SEC charges Wayzata Investment Partners under pay-to-play rule for campaign contributions

The SEC settled an administrative proceeding connected to a $4,000 campaign contribution.

Yesterday, the SEC settled an administrative proceeding under the investment adviser pay-to-play rules.

The proceedings involved the alleged violations of Rule 206(4)-5 — the Commission’s “pay-to-play” rule for investment advisers — by Wayzata Investment Partners, an investment adviser registered with the securities watchdog.

Rule 206(4)-5 is designed to address pay-to-play abuses involving campaign contributions made by certain investment advisers or their covered associates to government officials who are in a position to influence the selection of investment advisers to manage government client assets, including the assets of public pension funds and other public entities.

The $4K contribution

The basic facts are these: In April 2022, a covered associate of an investment adviser made a $4,000 campaign contribution to a candidate for elected office. The office that this candidate sought had influence over selecting investment advisers for a state investment board. As of the date of the contribution in 2022, the state investment board had already invested in the two Wayzata Opportunity funds (closed-end, private equity funds) at issue in the case. Given their nature, investors are generally prohibited from withdrawing their money for the life of the funds.
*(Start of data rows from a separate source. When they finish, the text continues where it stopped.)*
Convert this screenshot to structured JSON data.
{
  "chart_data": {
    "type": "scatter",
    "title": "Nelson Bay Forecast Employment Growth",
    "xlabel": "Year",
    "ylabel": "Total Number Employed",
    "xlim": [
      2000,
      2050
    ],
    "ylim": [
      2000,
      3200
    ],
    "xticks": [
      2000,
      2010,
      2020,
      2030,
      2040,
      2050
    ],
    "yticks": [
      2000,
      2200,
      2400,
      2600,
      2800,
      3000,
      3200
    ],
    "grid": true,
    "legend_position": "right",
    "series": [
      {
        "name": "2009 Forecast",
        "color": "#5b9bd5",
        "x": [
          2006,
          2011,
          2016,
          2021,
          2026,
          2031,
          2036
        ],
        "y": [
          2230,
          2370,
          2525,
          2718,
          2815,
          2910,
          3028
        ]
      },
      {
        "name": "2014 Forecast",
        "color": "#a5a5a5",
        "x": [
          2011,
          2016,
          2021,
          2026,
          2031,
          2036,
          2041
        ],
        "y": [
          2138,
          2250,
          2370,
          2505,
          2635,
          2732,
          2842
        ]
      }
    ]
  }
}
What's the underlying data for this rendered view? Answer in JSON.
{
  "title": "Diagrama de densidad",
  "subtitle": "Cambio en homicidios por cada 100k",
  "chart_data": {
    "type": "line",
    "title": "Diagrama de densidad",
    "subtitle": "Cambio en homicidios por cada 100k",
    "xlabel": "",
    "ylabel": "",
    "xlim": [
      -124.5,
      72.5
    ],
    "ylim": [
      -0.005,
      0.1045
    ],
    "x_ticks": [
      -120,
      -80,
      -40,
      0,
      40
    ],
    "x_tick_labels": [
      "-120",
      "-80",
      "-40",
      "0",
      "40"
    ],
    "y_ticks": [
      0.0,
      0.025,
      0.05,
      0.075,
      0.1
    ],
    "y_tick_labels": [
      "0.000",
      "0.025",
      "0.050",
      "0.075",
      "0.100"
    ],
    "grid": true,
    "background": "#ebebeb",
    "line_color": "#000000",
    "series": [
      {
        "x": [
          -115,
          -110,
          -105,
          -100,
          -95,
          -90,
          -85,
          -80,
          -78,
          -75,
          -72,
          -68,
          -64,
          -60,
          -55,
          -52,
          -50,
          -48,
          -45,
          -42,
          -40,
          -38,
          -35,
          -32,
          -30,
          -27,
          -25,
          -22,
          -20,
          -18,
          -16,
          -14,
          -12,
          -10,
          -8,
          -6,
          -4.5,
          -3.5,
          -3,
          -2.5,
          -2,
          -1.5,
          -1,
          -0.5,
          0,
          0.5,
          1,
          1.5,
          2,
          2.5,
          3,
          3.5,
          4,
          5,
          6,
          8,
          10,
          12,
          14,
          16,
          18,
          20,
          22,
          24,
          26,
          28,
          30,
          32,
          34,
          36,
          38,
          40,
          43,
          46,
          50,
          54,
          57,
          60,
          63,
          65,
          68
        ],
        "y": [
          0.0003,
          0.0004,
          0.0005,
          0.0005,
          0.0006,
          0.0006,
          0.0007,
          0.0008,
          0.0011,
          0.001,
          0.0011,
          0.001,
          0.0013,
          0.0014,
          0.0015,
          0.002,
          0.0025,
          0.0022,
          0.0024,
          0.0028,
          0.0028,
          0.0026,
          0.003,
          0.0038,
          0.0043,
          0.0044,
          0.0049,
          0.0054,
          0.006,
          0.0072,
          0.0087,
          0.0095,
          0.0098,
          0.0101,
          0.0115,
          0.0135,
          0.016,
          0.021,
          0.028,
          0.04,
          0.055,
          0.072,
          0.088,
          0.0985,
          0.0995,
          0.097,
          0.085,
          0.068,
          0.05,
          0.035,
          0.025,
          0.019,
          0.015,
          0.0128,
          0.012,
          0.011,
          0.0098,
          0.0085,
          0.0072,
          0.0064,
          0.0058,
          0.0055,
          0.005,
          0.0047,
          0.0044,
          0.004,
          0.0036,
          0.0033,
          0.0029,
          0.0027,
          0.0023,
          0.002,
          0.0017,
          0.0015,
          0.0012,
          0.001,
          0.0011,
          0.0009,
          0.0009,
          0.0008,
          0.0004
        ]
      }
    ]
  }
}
Within two years after this contribution was made by the associate, Wayzata provided investment advisory services for compensation to the state investment board. By providing these investment advisory services for compensation within two years of the contribution, the SEC said it thereby violated Section 206(4) of the Advisers Act and Rule 206(4)-5 thereby.

Rule 206(4)-5 does not require a showing of quid pro quo or actual intent to influence an elected official or candidate to prove a violation.

The violation in this cases did not arise from an attempt to obtain additional investments from the state investment board, but from the fact that Wayzata continued to provide advisory services for compensation in connection with the board’s closed-end fund investments.

The Pay-to-Play Rule

Advisers Act Rule 206(4)-5(a)(1) prohibits any investment adviser registered with the SEC, investment adviser required to be registered with the SEC, foreign private adviser, or exempt reporting adviser from providing investment advisory services for compensation to a government entity within two years after a contribution to an official of a government entity made by it or any covered associate.

The type of person covered by the rule includes, among others, general partners, managing members, executive officers, employees who solicit a government entity for the investment adviser, and their supervisors, and the donation amount that triggers the rule is anything in excess of $350.

Under the rule, the campaign contribution triggers a two-year “time out” on the firm whose associate made the contribution. Meaning, the firm should have waited two years before providing investment advisory services for compensation to the government entity with influence over the selection of investment advisers to manage government assets.

Importantly, Rule 206(4)-5 does not require a showing of quid pro quo or any actual intent to influence an elected official or candidate to prove a violation.

Dissenting opinion

SEC Commissioner Hester Peirce said the decision demonstrates the overbreadth of the SEC’s Pay-to-Play rule, especially since the rule allows for exemptions but rarely grants them. “To avoid questions from Commission examiners, the easiest course is not to contribute to political campaigns.

“So, the cost of working for an investment adviser is that you have to give up your right to contribute to certain political campaigns,” she says.

Pointing to the other rules that investment advisers are already subject to, Peirce says “a rule that penalizes people already subject to fiduciary obligations who donate money without any intent to do anything other than express their political preferences does not improve the political process.”